Colin Mc Rae: DiRT 2

Pris en épingle

Testé sur XBox 360. Disponible également sur PS3, PSP, Wii, DS et PC

Et si, pour une fois, après avoir négocié une épingle à droite en dérapage contrôlé, on lâchait un peu le champignon pour ouvrir la portière du bolide et visiter le coin de pays? Les ingénieurs de chez Codemasters n’y avaient peut-être pas pensé en fignolant le deuxième volet de leur célébrissime jeu de course tout terrain, mais force est de reconnaître que le soin infini qu’ils ont apporté à la création de leurs décors appelle à la contemplation: du Maroc à la Malaisie, du Mexique à la Croatie, les innombrables circuits mis à disposition du joueur ne pourront que réjouir les offices du tourisme compétents.

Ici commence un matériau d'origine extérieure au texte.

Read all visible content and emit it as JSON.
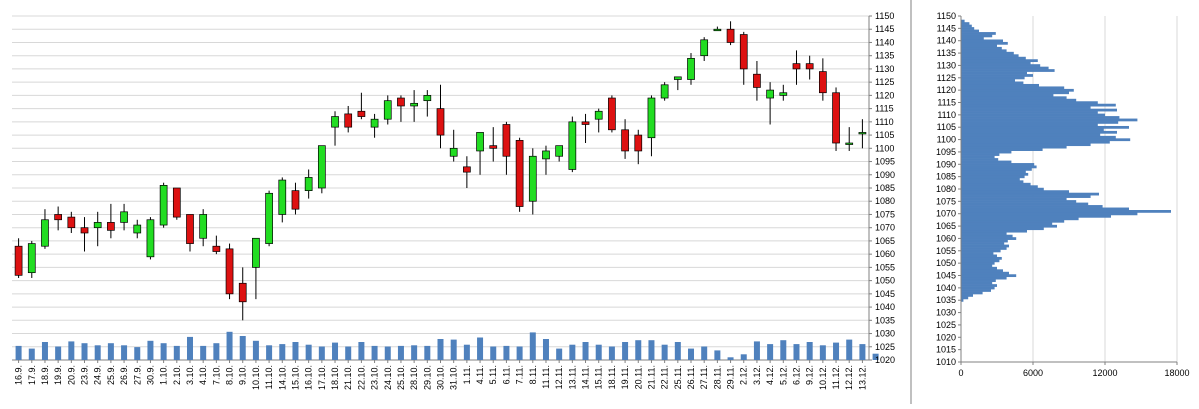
{
  "chart_data": [
    {
      "type": "candlestick",
      "xlabel": "",
      "ylabel": "",
      "ylim": [
        1020,
        1150
      ],
      "y_ticks": [
        1020,
        1025,
        1030,
        1035,
        1040,
        1045,
        1050,
        1055,
        1060,
        1065,
        1070,
        1075,
        1080,
        1085,
        1090,
        1095,
        1100,
        1105,
        1110,
        1115,
        1120,
        1125,
        1130,
        1135,
        1140,
        1145,
        1150
      ],
      "grid": true,
      "colors": {
        "up": "#22dd22",
        "down": "#dd1111",
        "volume": "#4f81bd",
        "grid": "#d8d8d8"
      },
      "candles": [
        {
          "date": "16.9.",
          "open": 1063,
          "high": 1066,
          "low": 1051,
          "close": 1052
        },
        {
          "date": "17.9.",
          "open": 1053,
          "high": 1065,
          "low": 1051,
          "close": 1064
        },
        {
          "date": "18.9.",
          "open": 1063,
          "high": 1077,
          "low": 1062,
          "close": 1073
        },
        {
          "date": "19.9.",
          "open": 1075,
          "high": 1078,
          "low": 1069,
          "close": 1073
        },
        {
          "date": "20.9.",
          "open": 1074,
          "high": 1076,
          "low": 1068,
          "close": 1070
        },
        {
          "date": "23.9.",
          "open": 1070,
          "high": 1074,
          "low": 1061,
          "close": 1068
        },
        {
          "date": "24.9.",
          "open": 1070,
          "high": 1076,
          "low": 1063,
          "close": 1072
        },
        {
          "date": "25.9.",
          "open": 1072,
          "high": 1079,
          "low": 1066,
          "close": 1069
        },
        {
          "date": "26.9.",
          "open": 1072,
          "high": 1079,
          "low": 1069,
          "close": 1076
        },
        {
          "date": "27.9.",
          "open": 1068,
          "high": 1073,
          "low": 1066,
          "close": 1071
        },
        {
          "date": "30.9.",
          "open": 1059,
          "high": 1074,
          "low": 1058,
          "close": 1073
        },
        {
          "date": "1.10.",
          "open": 1071,
          "high": 1087,
          "low": 1070,
          "close": 1086
        },
        {
          "date": "2.10.",
          "open": 1085,
          "high": 1085,
          "low": 1073,
          "close": 1074
        },
        {
          "date": "3.10.",
          "open": 1075,
          "high": 1075,
          "low": 1061,
          "close": 1064
        },
        {
          "date": "4.10.",
          "open": 1066,
          "high": 1077,
          "low": 1063,
          "close": 1075
        },
        {
          "date": "7.10.",
          "open": 1063,
          "high": 1067,
          "low": 1060,
          "close": 1061
        },
        {
          "date": "8.10.",
          "open": 1062,
          "high": 1064,
          "low": 1043,
          "close": 1045
        },
        {
          "date": "9.10.",
          "open": 1049,
          "high": 1055,
          "low": 1035,
          "close": 1042
        },
        {
          "date": "10.10.",
          "open": 1055,
          "high": 1066,
          "low": 1043,
          "close": 1066
        },
        {
          "date": "11.10.",
          "open": 1064,
          "high": 1084,
          "low": 1063,
          "close": 1083
        },
        {
          "date": "14.10.",
          "open": 1075,
          "high": 1089,
          "low": 1072,
          "close": 1088
        },
        {
          "date": "15.10.",
          "open": 1084,
          "high": 1087,
          "low": 1075,
          "close": 1077
        },
        {
          "date": "16.10.",
          "open": 1084,
          "high": 1092,
          "low": 1081,
          "close": 1089
        },
        {
          "date": "17.10.",
          "open": 1085,
          "high": 1101,
          "low": 1083,
          "close": 1101
        },
        {
          "date": "18.10.",
          "open": 1108,
          "high": 1114,
          "low": 1101,
          "close": 1112
        },
        {
          "date": "21.10.",
          "open": 1113,
          "high": 1116,
          "low": 1106,
          "close": 1108
        },
        {
          "date": "22.10.",
          "open": 1114,
          "high": 1121,
          "low": 1111,
          "close": 1112
        },
        {
          "date": "23.10.",
          "open": 1108,
          "high": 1113,
          "low": 1104,
          "close": 1111
        },
        {
          "date": "24.10.",
          "open": 1111,
          "high": 1120,
          "low": 1109,
          "close": 1118
        },
        {
          "date": "25.10.",
          "open": 1119,
          "high": 1120,
          "low": 1110,
          "close": 1116
        },
        {
          "date": "28.10.",
          "open": 1116,
          "high": 1122,
          "low": 1110,
          "close": 1117
        },
        {
          "date": "29.10.",
          "open": 1118,
          "high": 1122,
          "low": 1112,
          "close": 1120
        },
        {
          "date": "30.10.",
          "open": 1115,
          "high": 1124,
          "low": 1100,
          "close": 1105
        },
        {
          "date": "31.10.",
          "open": 1097,
          "high": 1107,
          "low": 1095,
          "close": 1100
        },
        {
          "date": "1.11.",
          "open": 1093,
          "high": 1097,
          "low": 1085,
          "close": 1091
        },
        {
          "date": "4.11.",
          "open": 1099,
          "high": 1106,
          "low": 1090,
          "close": 1106
        },
        {
          "date": "5.11.",
          "open": 1101,
          "high": 1108,
          "low": 1095,
          "close": 1100
        },
        {
          "date": "6.11.",
          "open": 1109,
          "high": 1110,
          "low": 1090,
          "close": 1097
        },
        {
          "date": "7.11.",
          "open": 1103,
          "high": 1104,
          "low": 1076,
          "close": 1078
        },
        {
          "date": "8.11.",
          "open": 1080,
          "high": 1100,
          "low": 1075,
          "close": 1097
        },
        {
          "date": "11.11.",
          "open": 1096,
          "high": 1101,
          "low": 1090,
          "close": 1099
        },
        {
          "date": "12.11.",
          "open": 1097,
          "high": 1101,
          "low": 1095,
          "close": 1101
        },
        {
          "date": "13.11.",
          "open": 1092,
          "high": 1112,
          "low": 1091,
          "close": 1110
        },
        {
          "date": "14.11.",
          "open": 1110,
          "high": 1113,
          "low": 1102,
          "close": 1109
        },
        {
          "date": "15.11.",
          "open": 1111,
          "high": 1115,
          "low": 1106,
          "close": 1114
        },
        {
          "date": "18.11.",
          "open": 1119,
          "high": 1120,
          "low": 1106,
          "close": 1107
        },
        {
          "date": "19.11.",
          "open": 1107,
          "high": 1111,
          "low": 1096,
          "close": 1099
        },
        {
          "date": "20.11.",
          "open": 1105,
          "high": 1107,
          "low": 1094,
          "close": 1099
        },
        {
          "date": "21.11.",
          "open": 1104,
          "high": 1120,
          "low": 1097,
          "close": 1119
        },
        {
          "date": "22.11.",
          "open": 1119,
          "high": 1125,
          "low": 1118,
          "close": 1124
        },
        {
          "date": "25.11.",
          "open": 1126,
          "high": 1127,
          "low": 1122,
          "close": 1127
        },
        {
          "date": "26.11.",
          "open": 1126,
          "high": 1136,
          "low": 1124,
          "close": 1134
        },
        {
          "date": "27.11.",
          "open": 1135,
          "high": 1142,
          "low": 1133,
          "close": 1141
        },
        {
          "date": "28.11.",
          "open": 1145,
          "high": 1146,
          "low": 1145,
          "close": 1145
        },
        {
          "date": "29.11.",
          "open": 1145,
          "high": 1148,
          "low": 1139,
          "close": 1140
        },
        {
          "date": "2.12.",
          "open": 1143,
          "high": 1144,
          "low": 1124,
          "close": 1130
        },
        {
          "date": "3.12.",
          "open": 1128,
          "high": 1133,
          "low": 1118,
          "close": 1123
        },
        {
          "date": "4.12.",
          "open": 1119,
          "high": 1125,
          "low": 1109,
          "close": 1122
        },
        {
          "date": "5.12.",
          "open": 1120,
          "high": 1124,
          "low": 1118,
          "close": 1121
        },
        {
          "date": "6.12.",
          "open": 1132,
          "high": 1137,
          "low": 1124,
          "close": 1130
        },
        {
          "date": "9.12.",
          "open": 1132,
          "high": 1135,
          "low": 1126,
          "close": 1130
        },
        {
          "date": "10.12.",
          "open": 1129,
          "high": 1134,
          "low": 1118,
          "close": 1121
        },
        {
          "date": "11.12.",
          "open": 1121,
          "high": 1123,
          "low": 1099,
          "close": 1102
        },
        {
          "date": "12.12.",
          "open": 1102,
          "high": 1108,
          "low": 1099,
          "close": 1102
        },
        {
          "date": "13.12.",
          "open": 1106,
          "high": 1111,
          "low": 1100,
          "close": 1106
        }
      ],
      "volume_fraction": [
        0.47,
        0.38,
        0.6,
        0.45,
        0.62,
        0.56,
        0.49,
        0.56,
        0.49,
        0.43,
        0.64,
        0.56,
        0.47,
        0.77,
        0.47,
        0.56,
        0.94,
        0.8,
        0.64,
        0.49,
        0.53,
        0.6,
        0.51,
        0.45,
        0.58,
        0.45,
        0.6,
        0.47,
        0.45,
        0.47,
        0.49,
        0.47,
        0.7,
        0.68,
        0.51,
        0.75,
        0.45,
        0.47,
        0.45,
        0.92,
        0.7,
        0.38,
        0.51,
        0.6,
        0.51,
        0.45,
        0.6,
        0.66,
        0.66,
        0.51,
        0.6,
        0.38,
        0.45,
        0.32,
        0.09,
        0.19,
        0.62,
        0.53,
        0.66,
        0.53,
        0.6,
        0.49,
        0.58,
        0.68,
        0.53,
        0.21
      ]
    },
    {
      "type": "bar",
      "orientation": "horizontal",
      "xlabel": "",
      "ylabel": "",
      "xlim": [
        0,
        18000
      ],
      "x_ticks": [
        "0",
        "6000",
        "12000",
        "18000"
      ],
      "ylim": [
        1010,
        1150
      ],
      "y_ticks": [
        1010,
        1015,
        1020,
        1025,
        1030,
        1035,
        1040,
        1045,
        1050,
        1055,
        1060,
        1065,
        1070,
        1075,
        1080,
        1085,
        1090,
        1095,
        1100,
        1105,
        1110,
        1115,
        1120,
        1125,
        1130,
        1135,
        1140,
        1145,
        1150
      ],
      "grid": true,
      "color": "#4f81bd",
      "profile": [
        [
          1035,
          200
        ],
        [
          1036,
          600
        ],
        [
          1037,
          1000
        ],
        [
          1038,
          1800
        ],
        [
          1039,
          2500
        ],
        [
          1040,
          2800
        ],
        [
          1041,
          3000
        ],
        [
          1042,
          2600
        ],
        [
          1043,
          2900
        ],
        [
          1044,
          3800
        ],
        [
          1045,
          4600
        ],
        [
          1046,
          4000
        ],
        [
          1047,
          3500
        ],
        [
          1048,
          3000
        ],
        [
          1049,
          2600
        ],
        [
          1050,
          2800
        ],
        [
          1051,
          3200
        ],
        [
          1052,
          3400
        ],
        [
          1053,
          3000
        ],
        [
          1054,
          2700
        ],
        [
          1055,
          3300
        ],
        [
          1056,
          3800
        ],
        [
          1057,
          4000
        ],
        [
          1058,
          3600
        ],
        [
          1059,
          3900
        ],
        [
          1060,
          4600
        ],
        [
          1061,
          4300
        ],
        [
          1062,
          3800
        ],
        [
          1063,
          5500
        ],
        [
          1064,
          6900
        ],
        [
          1065,
          8000
        ],
        [
          1066,
          7600
        ],
        [
          1067,
          8600
        ],
        [
          1068,
          9800
        ],
        [
          1069,
          12500
        ],
        [
          1070,
          14700
        ],
        [
          1071,
          17500
        ],
        [
          1072,
          14000
        ],
        [
          1073,
          11800
        ],
        [
          1074,
          10600
        ],
        [
          1075,
          9600
        ],
        [
          1076,
          8800
        ],
        [
          1077,
          10800
        ],
        [
          1078,
          11500
        ],
        [
          1079,
          9000
        ],
        [
          1080,
          6900
        ],
        [
          1081,
          6400
        ],
        [
          1082,
          5800
        ],
        [
          1083,
          5200
        ],
        [
          1084,
          4900
        ],
        [
          1085,
          5300
        ],
        [
          1086,
          5600
        ],
        [
          1087,
          5400
        ],
        [
          1088,
          5900
        ],
        [
          1089,
          6300
        ],
        [
          1090,
          6100
        ],
        [
          1091,
          4200
        ],
        [
          1092,
          3100
        ],
        [
          1093,
          2800
        ],
        [
          1094,
          3200
        ],
        [
          1095,
          4200
        ],
        [
          1096,
          6800
        ],
        [
          1097,
          8800
        ],
        [
          1098,
          10800
        ],
        [
          1099,
          12400
        ],
        [
          1100,
          14100
        ],
        [
          1101,
          12900
        ],
        [
          1102,
          11600
        ],
        [
          1103,
          13000
        ],
        [
          1104,
          11900
        ],
        [
          1105,
          14000
        ],
        [
          1106,
          11400
        ],
        [
          1107,
          13100
        ],
        [
          1108,
          14700
        ],
        [
          1109,
          13200
        ],
        [
          1110,
          12000
        ],
        [
          1111,
          11400
        ],
        [
          1112,
          13000
        ],
        [
          1113,
          10800
        ],
        [
          1114,
          12900
        ],
        [
          1115,
          11400
        ],
        [
          1116,
          9600
        ],
        [
          1117,
          8800
        ],
        [
          1118,
          7700
        ],
        [
          1119,
          9000
        ],
        [
          1120,
          9400
        ],
        [
          1121,
          8600
        ],
        [
          1122,
          6500
        ],
        [
          1123,
          5200
        ],
        [
          1124,
          4500
        ],
        [
          1125,
          5300
        ],
        [
          1126,
          6000
        ],
        [
          1127,
          5500
        ],
        [
          1128,
          7800
        ],
        [
          1129,
          7300
        ],
        [
          1130,
          6600
        ],
        [
          1131,
          5800
        ],
        [
          1132,
          6400
        ],
        [
          1133,
          5400
        ],
        [
          1134,
          4800
        ],
        [
          1135,
          4400
        ],
        [
          1136,
          3800
        ],
        [
          1137,
          3400
        ],
        [
          1138,
          3000
        ],
        [
          1139,
          3900
        ],
        [
          1140,
          3500
        ],
        [
          1141,
          1900
        ],
        [
          1142,
          2600
        ],
        [
          1143,
          2900
        ],
        [
          1144,
          1500
        ],
        [
          1145,
          1100
        ],
        [
          1146,
          900
        ],
        [
          1147,
          700
        ],
        [
          1148,
          300
        ]
      ]
    }
  ]
}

Voilà pour l’endorphine; passons à l’adrénaline, celle du sable, de la boue, des bosses et des virages serrés. Là aussi, DiRT 2 fait mieux qu’honorer son contrat: si la prise en mains des voitures est d’une extrême simplicité, les sinuosités et les revêtements piégeux des parcours obligent à faire preuve d’une subtilité bienvenue dans le maniement de la pédale des gaz. La diversité des défis (parcours chronométrés, courses en ligne, épreuves par équipe, etc.) est appréciable, même si un très léger surcroît d’exubérance, une infime transgression des codes du rallye, auraient été appréciés. Cela dit, on tient tout de même ici un jeu d’excellente tenue, très immersif, et à la réalisation, répétons-le, parfaite.